Le miroir aux alouettes, c’est un leurre encollé de fragments de miroirs qui attire irrésistiblement les alouettes. Les pauvres oiseaux, comme les papillons de nuit fascinés par les lumières, sont trompés par les rayons du soleil déviés, qui les attirent en les perturbant. Les chasseurs les attendent le fusil au pied.

Plus que les lois, mieux que la multiplication des règlements , n’est ce pas d’abord une question métahysique à poser ?

« science sans conscience n’est que ruine de l’âme »

Notre médecin écrivain de service, Rabelais nous l’a écrit, il y a bien longtemps. Vous pouvez acheter du miel   » CE et hors CE « , la réglementation est respectée. C’est un miel synthétique fabriqué en Chine. CE et hors CE : le monde entier… (pas la lune !!!!) Certains industriels chinois malins sont capables de vous faire des simili miels, high tech, qui se joueront des contrôles analytiques sophistiqués !

Exemple caricatural, mais il en est d’autres bien plus subtils…

Le vin est fabriqué à partir de raisins pressés : c’est tout simplement du jus de raisin fermenté. Les grappes sont maintenant ramassées le plus souvent « à la machine », dans un grand nombre de vignobles. Comptablement, l’usage de la machine divise grosso modo par deux les charges de ramassage, dans nos pays.

Quand l’année est favorable, on parle de belle vendange. Les grappes sont jolies, rares sont les grains abimés. Mais la machine récolte quand même les escargots, des morceaux divers de feuilles, des insectes plus ou moins identifiés …. ce que ne fait en principe jamais le vendangeur.

La vendange « à la main » est très certainement, même les bonnes années, un des critères de qualité. Venons-en « aux mauvaises années ». Conditions métros exécrables, les moisissures s’installent , le Botrytis et d’autres, encore moins fréquentables. Sans langue de bois, les viticulteurs parlent alors « de pourri ». La machine ramasse quand même.

Et grâce à leur savoir faire, les collages and co, les viticulteurs vont quand même vous vendre un vin « potable ». Certains, très riches, se paieront des automates sophistiqués, « pour séparer le bon grain de l’ivraie », le bon grain pulpeux de l’affreux… Mais on s’installe-là dans les châteaux bordelais de haut de gamme. Eh bien vous ne verrez pas souvent »écrit sur la bouteille » : « vendange à la main » !

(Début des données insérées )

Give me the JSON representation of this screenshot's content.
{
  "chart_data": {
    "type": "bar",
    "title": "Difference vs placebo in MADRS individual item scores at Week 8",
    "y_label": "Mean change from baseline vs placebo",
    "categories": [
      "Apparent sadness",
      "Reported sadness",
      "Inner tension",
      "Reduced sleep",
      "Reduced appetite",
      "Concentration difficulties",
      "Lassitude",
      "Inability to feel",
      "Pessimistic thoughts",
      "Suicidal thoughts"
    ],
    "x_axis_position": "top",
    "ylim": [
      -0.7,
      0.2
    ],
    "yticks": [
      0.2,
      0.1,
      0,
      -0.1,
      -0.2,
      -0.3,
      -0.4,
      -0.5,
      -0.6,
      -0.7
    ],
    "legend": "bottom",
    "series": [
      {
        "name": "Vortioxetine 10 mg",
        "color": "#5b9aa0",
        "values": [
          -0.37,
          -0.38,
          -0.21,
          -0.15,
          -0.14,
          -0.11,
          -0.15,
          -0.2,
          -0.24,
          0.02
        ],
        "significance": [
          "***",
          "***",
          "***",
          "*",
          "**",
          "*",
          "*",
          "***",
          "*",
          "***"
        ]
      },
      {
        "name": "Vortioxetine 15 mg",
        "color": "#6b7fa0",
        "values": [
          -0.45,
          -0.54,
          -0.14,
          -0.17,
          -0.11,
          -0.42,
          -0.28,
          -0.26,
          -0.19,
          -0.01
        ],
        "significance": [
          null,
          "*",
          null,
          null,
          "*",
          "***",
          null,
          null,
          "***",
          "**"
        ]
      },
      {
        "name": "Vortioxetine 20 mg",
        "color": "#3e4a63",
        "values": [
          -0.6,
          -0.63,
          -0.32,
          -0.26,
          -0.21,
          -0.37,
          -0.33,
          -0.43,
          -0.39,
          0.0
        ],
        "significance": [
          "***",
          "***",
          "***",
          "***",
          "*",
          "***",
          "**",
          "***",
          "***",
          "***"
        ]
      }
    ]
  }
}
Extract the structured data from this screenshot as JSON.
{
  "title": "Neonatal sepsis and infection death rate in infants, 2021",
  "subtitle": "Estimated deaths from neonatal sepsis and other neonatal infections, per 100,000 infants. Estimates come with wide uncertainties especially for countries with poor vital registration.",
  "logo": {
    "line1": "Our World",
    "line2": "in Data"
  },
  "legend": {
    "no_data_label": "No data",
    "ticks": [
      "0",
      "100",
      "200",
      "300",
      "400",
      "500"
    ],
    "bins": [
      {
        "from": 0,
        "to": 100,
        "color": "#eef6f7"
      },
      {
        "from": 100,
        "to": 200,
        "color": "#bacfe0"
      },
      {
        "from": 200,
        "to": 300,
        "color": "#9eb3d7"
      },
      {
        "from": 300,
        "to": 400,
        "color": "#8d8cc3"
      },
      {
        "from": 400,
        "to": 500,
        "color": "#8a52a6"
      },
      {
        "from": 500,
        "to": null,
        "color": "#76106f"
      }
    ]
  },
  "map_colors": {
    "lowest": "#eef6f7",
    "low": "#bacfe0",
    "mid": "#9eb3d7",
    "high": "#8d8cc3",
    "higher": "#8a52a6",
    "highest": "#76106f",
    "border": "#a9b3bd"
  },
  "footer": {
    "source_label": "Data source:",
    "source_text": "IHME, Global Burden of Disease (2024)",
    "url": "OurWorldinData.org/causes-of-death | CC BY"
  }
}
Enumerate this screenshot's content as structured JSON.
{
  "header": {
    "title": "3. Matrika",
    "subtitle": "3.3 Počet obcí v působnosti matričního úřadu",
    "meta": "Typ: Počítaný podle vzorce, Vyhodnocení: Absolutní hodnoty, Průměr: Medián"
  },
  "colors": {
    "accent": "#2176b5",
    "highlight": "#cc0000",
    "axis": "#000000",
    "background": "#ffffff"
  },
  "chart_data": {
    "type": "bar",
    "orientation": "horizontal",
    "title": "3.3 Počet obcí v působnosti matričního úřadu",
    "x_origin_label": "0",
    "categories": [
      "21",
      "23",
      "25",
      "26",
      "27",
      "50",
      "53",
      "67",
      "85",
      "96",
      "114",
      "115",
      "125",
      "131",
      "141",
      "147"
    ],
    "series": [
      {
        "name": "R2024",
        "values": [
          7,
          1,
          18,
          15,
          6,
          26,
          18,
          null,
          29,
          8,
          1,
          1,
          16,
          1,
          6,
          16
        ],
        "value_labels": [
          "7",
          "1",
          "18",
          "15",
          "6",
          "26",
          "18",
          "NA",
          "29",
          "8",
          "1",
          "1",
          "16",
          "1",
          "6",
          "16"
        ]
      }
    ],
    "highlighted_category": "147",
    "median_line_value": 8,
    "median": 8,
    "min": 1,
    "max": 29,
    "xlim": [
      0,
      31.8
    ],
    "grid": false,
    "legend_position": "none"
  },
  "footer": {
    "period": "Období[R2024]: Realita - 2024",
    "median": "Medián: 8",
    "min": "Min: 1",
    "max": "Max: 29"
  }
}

Bien sur, les viticulteurs, qui résistent à la baisse de qualité des mauvaises années, qui s’agrippent à leurs paniers, à leur  sympathique ambiance de vendangeurs, trouvent preneurs de leur production, et facilement  même, avec des prix supérieurs : la « vendange à la main » se négocie sous le manteau, sans problème… quand l’homme des caves s’occupe du commerce comme de ses plants.

Deux mondes coexistent : le monde qui clame sa transparence, un maquis de réglementations, de bruyants médias, mais parfois en toute opacité, et un monde d’amour du métier, de respect de la vie et de chuchotement.